On the consistency model point — fully agree, and I probably understated it. The correctness guarantee of the two-phase reservation is strictly bounded by the consistency of the underlying store. A Redis cluster under a network partition, or a DynamoDB table relying on eventually consistent reads, gives you probabilistic deduplication, not deterministic correctness. That gap is where teams get surprised. A future post on distributed locking will go deeper there.

The exactly-once vs. deterministic convergence distinction is precise and worth repeating loudly. Idempotency gives you a stable outcome under retries, not a guarantee that the operation executed once. Engineers conflating the two end up with systems that appear correct in testing and fail in subtle ways under production load.

The four areas you'd push further — state machine formalization, consistency trade-offs per store, saga re-entry, and idempotency-layer observability — are all on the roadmap. The saga interaction piece is covered partially in the follow-up post on orchestration vs. choreography, but the re-entry angle specifically (retries landing mid-compensation) deserves dedicated treatment. Adding it to the list.

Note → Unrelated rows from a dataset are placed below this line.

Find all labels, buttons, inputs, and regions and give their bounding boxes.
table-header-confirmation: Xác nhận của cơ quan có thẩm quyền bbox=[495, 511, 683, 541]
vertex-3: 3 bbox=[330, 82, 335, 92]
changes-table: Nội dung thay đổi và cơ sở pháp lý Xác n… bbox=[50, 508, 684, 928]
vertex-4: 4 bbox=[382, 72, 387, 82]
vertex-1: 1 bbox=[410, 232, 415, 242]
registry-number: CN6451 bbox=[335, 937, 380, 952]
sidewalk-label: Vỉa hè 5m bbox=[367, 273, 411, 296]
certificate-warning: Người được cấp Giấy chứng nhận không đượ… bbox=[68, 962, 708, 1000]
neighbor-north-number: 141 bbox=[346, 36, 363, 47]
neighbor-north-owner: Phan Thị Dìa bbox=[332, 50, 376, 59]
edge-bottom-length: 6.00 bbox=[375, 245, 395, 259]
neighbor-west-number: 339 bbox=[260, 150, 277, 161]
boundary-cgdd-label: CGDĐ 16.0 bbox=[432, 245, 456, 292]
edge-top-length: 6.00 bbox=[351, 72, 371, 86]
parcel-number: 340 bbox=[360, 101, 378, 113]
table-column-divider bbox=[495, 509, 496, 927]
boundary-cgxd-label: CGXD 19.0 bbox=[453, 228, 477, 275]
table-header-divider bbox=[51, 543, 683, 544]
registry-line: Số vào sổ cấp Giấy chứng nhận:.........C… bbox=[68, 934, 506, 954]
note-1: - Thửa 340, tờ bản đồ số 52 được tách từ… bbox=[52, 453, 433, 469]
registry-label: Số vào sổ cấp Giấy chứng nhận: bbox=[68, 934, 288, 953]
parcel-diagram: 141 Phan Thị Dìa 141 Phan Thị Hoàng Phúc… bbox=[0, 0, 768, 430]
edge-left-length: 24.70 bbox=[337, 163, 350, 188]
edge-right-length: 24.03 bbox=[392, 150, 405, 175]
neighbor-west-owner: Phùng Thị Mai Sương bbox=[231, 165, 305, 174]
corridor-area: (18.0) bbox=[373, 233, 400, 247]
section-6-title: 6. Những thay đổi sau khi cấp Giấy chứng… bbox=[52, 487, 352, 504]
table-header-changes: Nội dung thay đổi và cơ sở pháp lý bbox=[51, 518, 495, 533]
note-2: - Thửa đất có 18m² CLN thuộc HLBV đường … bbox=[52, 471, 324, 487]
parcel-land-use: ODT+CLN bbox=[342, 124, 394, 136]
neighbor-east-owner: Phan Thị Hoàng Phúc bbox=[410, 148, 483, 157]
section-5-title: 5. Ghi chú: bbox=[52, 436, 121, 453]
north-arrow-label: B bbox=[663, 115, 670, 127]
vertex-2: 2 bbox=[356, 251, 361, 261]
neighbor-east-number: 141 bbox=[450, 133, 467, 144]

Appreciate the thorough engagement with this.

Andre Cytryn • Mar 18

the consistency model of the backing store is the part that trips teams up most in practice. two-phase reservation only works if insert-if-not-exists is genuinely atomic, and that rules out naive Redis approaches unless you use Lua scripts for the check-and-set atomically. Postgres INSERT ... ON CONFLICT DO NOTHING inside a serializable transaction gives you much cleaner correctness guarantees, which is why I've seen teams reach for it even when Redis is already in the stack. curious whether you've run into the TTL alignment problem specifically, where a key expires while the operation is still IN_PROGRESS during a slow downstream call.

Alok Ranjan Daftuar • Mar 19

The Lua point is worth hammering — most Redis implementations get this wrong because SET NX + GET is two round trips, not one atomic op. The atomicity only exists inside a single Lua execution context.

And yes, Postgres INSERT ... ON CONFLICT DO NOTHING is underrated here. Correctness proof is simpler, and co-locating the deduplication record with your business data in the same transaction is the real win, not just the uniqueness guarantee.

On TTL expiry during slow downstream calls — hit this in a payment context. The fix was decoupling IN_PROGRESS TTL (sized to p99 of your slowest call) from COMPLETED TTL (sized to your full retry window), with a compare-and-swap on completion so a late-arriving first response can't silently overwrite a retried completion. Only clean solution short of making TTLs unreasonably long.